I sat, pulling my knees to my chest. I wasn’t sure what to worry about first. Where had they taken Reev? And what about Avan? What would they do to him now that they’d seen his healing ability? Would they take him to the Kahl and brand him with a collar?
A tremor raced through me, and I curled up tighter.
The cot was clean. I had expected something less hospitable. Their prison was nicer than my room in the Labyrinth.
I thought I understood what had happened with Reev. Mason had said the collar connected the sentinels to Kahl Ninu. Disobedience was rare. Reev had been lying last night. Cleansing hadn’t just begun; it was complete. Reev had played me.
I had lost him.
I dropped my forehead against my knees and squeezed my eyes shut. I wouldn’t cry.

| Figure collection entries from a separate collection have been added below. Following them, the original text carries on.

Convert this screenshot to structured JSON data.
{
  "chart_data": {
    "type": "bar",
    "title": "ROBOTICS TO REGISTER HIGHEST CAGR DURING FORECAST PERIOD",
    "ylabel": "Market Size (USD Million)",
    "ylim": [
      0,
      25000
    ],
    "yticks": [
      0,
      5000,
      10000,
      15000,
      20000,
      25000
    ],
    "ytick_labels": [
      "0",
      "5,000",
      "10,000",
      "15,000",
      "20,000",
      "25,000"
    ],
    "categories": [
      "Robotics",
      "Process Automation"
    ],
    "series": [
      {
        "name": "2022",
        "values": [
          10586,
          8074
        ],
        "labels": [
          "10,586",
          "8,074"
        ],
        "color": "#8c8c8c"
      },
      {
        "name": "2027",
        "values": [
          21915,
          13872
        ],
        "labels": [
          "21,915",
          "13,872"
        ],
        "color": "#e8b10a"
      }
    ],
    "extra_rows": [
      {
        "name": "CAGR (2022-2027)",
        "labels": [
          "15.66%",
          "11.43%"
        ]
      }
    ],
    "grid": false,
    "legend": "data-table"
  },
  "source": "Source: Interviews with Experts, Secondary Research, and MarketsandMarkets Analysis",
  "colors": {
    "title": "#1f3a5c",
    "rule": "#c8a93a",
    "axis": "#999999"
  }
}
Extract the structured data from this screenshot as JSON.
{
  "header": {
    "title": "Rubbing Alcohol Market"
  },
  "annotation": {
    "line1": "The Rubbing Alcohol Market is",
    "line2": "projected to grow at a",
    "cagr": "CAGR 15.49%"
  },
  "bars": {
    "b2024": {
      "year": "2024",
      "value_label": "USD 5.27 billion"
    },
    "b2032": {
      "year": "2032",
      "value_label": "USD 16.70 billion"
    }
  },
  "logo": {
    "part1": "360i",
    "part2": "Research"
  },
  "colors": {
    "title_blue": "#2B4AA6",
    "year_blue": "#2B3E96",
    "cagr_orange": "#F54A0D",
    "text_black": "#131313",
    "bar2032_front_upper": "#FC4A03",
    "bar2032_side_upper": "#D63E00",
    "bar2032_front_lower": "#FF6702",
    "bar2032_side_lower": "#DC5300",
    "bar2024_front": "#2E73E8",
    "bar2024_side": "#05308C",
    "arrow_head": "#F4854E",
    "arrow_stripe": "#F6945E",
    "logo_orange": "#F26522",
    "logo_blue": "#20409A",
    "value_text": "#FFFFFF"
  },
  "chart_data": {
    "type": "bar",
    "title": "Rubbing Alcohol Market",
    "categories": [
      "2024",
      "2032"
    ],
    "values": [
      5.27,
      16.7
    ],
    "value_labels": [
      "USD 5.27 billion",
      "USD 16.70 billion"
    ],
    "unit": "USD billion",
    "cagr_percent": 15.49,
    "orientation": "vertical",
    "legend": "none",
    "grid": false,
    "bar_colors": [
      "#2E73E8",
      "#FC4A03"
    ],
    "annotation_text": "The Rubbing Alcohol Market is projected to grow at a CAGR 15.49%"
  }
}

This room had to be monitored. I wouldn’t let them hear me cry.
Behind my closed lids, I saw the moment in the arena again. The blur of movement as Avan threw himself in front of Reev’s blade. His body, bloody and broken, slumped at my feet. My hands shook, and I curled them into fists. I dug my nails into my palms until the pain drove away the tremors.
Shame burned my throat. Avan had saved me, and here I was feeling sorry for myself.
Could mahjo really cheat death? Maybe that was how they survived the branding. Whatever the reason, I had to save Avan. I wasn’t going to lose him, too.